The pleasure, thrill and confidence with which the fans of Al-Ahly club awaited their team’s much looked-for game against the legendary European champions stand in sharp contrast with the desolation, gloom and disappointment overwhelming them after losing by four goals. This contrast is, perhaps unexpectedly, reminiscent in some important aspects of the tale of modern Egypt. For Al-Ahly’s sweeping defeat against Barcelona was not just about a football match; it was a replica of one of the salient tragedies of Egypt, as well as a subtle expression of its people’s moribund self-esteem.
Since its first encounter with modern civilization embodied by the French expedition’s unique combination of weaponry and science, Egypt’s history has been replete with false hopes and crushed promises. For example, in the first half of the nineteenth century, Mohamed Ali Pasha envisaged an Egyptian empire of might and wealth. To bring this wild dream into effect, schools were instituted, deserts reclaimed, factories built and a modern army assembled. In short, Egypt took off the worn out gown of the medieval ages for a scientific and modern outlook. Nonetheless, the shrewd leader overstretched his power, triggering a defiant union of heterogeneous European powers. Moreover, the imprudent fiscal management of his grandson, Ismail, led to Egypt’s bankruptcy and, eventually, its occupation. Egypt was pushed back to point zero.

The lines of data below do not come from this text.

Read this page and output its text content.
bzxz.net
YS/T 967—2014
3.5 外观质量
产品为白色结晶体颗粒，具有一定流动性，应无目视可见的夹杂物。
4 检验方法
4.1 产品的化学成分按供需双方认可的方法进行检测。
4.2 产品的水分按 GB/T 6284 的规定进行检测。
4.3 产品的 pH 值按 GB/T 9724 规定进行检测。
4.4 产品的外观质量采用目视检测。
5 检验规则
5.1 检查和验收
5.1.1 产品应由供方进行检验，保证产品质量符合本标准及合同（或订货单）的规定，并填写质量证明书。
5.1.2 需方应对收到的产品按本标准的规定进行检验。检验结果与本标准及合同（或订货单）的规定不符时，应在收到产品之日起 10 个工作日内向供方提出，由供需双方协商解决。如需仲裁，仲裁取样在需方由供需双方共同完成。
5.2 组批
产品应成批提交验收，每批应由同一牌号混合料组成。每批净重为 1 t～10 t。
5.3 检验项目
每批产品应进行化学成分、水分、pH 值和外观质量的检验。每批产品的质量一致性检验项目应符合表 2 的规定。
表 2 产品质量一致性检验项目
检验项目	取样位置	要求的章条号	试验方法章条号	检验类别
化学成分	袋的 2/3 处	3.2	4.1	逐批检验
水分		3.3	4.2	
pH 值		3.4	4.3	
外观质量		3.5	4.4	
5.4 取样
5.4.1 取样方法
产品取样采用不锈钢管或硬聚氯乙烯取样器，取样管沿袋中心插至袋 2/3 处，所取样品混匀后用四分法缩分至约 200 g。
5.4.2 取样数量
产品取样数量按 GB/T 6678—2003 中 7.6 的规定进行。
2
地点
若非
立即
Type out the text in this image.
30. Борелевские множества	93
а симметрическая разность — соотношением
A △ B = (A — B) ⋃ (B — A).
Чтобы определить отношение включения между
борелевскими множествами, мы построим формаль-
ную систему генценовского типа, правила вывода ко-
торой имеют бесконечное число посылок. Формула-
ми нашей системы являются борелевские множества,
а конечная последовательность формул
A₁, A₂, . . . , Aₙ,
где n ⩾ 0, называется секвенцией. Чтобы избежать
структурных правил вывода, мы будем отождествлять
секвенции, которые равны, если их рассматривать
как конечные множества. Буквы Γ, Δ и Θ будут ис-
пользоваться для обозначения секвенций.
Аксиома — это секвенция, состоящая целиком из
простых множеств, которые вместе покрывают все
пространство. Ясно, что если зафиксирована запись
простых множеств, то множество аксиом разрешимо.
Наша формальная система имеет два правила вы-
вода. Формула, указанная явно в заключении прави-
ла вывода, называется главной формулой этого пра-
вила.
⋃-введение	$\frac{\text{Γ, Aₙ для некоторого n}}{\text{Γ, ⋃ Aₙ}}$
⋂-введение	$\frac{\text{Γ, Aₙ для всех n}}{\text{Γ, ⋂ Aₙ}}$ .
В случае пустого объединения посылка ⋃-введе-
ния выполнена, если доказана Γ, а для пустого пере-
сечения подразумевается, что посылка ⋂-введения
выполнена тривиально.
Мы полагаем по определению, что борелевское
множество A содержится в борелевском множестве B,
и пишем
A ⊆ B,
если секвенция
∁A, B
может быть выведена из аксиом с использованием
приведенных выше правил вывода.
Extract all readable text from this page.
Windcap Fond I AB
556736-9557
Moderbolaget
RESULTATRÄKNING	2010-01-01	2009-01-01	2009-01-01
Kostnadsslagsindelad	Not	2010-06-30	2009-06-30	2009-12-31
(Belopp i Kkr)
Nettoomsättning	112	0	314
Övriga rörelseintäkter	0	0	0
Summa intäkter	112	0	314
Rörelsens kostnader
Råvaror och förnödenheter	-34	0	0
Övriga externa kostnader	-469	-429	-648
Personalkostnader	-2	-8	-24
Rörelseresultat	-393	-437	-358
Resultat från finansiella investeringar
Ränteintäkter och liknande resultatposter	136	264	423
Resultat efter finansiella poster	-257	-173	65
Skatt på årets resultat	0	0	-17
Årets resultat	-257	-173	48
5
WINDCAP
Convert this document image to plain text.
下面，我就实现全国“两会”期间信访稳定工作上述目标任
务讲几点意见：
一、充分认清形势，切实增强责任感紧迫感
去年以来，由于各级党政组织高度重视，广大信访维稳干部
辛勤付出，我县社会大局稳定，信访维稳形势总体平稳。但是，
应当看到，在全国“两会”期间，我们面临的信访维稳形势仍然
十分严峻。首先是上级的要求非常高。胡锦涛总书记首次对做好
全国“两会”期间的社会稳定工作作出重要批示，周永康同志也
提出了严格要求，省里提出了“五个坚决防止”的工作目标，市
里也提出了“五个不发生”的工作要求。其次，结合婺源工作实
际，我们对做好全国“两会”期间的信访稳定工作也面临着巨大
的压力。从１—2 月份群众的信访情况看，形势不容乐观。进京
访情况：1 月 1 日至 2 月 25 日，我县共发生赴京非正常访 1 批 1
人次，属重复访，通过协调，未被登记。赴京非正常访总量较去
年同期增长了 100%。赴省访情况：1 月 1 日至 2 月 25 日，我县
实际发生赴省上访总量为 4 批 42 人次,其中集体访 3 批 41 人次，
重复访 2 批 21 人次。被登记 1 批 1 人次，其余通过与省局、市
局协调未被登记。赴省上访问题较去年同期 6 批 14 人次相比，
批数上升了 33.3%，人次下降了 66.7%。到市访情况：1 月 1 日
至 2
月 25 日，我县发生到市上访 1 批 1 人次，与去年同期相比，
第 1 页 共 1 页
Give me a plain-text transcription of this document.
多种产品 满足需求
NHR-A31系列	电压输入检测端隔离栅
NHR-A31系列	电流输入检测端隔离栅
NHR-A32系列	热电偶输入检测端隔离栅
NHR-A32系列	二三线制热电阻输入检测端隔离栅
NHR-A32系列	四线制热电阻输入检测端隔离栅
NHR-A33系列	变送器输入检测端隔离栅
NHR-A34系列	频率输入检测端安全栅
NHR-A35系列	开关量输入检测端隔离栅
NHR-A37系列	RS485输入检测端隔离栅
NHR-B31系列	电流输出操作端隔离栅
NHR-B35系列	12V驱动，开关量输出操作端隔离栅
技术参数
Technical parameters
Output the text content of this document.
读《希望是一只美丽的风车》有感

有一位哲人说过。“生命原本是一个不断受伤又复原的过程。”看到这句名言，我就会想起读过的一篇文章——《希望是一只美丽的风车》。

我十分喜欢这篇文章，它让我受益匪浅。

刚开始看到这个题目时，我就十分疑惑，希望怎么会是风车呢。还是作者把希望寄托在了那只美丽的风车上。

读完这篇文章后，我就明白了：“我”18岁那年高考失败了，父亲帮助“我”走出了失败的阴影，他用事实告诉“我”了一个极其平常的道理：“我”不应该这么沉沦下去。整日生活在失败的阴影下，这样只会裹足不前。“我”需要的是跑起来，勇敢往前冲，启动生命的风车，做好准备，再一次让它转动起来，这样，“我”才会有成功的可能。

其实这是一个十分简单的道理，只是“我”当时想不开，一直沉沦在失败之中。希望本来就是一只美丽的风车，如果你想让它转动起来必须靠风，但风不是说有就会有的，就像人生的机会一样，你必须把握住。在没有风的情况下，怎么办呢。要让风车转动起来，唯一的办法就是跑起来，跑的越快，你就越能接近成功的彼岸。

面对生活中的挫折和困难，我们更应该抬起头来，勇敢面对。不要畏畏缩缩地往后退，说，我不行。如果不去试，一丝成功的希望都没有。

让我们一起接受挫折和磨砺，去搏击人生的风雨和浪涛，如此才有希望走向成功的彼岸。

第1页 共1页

After independence, came the romantic days of Nasser. The charismatic young officer sowed hope in Egyptian barren soil after seventy years of occupation and underdevelopment. He pledged the rise of an egalitarian society, the establishment of a viable economy, the creation of a formidable army and independence from the plots of superpowers. And much was, in fact, delivered in the course of fifteen years: the British were smoothly expelled, icons of foreign exploitation nationalized, an ambitious industrialization plan embarked on and regional leadership pushed to its limits. But as Machiavelli explained, great men do not know when to stop. Nasser’s national project was mercilessly shattered at the zenith of his success. To Egyptians, the humiliating defeat in 1967 was a painful eye-opener; they were shocked by the apprehension that Nasser’s political system was defective, for democracy was missing, and the ‘strongest army in the Middle East’ was nothing but a giant paper tiger. Inevitably, disappointment ran as high as expectations had initially reached.
Under Sadat, closing down prisons, introducing democracy, making regional peace and parting poverty became the official state slogans. Weary of conflicts and economic destitution, the country was ready to give the new leader a chance. But it soon turned out that Sadat’s version of democracy had fangs and claws, his peace with Israel gave the latter a free hand in subjugating more Arab land, and, perhaps more importantly, economic liberalization bred poverty instead of eliminating it. “1980 will be the year of prosperity”, Sadat had assertively promised, but affluence never came on a silver plate. A year later, Sadat was assassinated by his loyal boys on the October glory day.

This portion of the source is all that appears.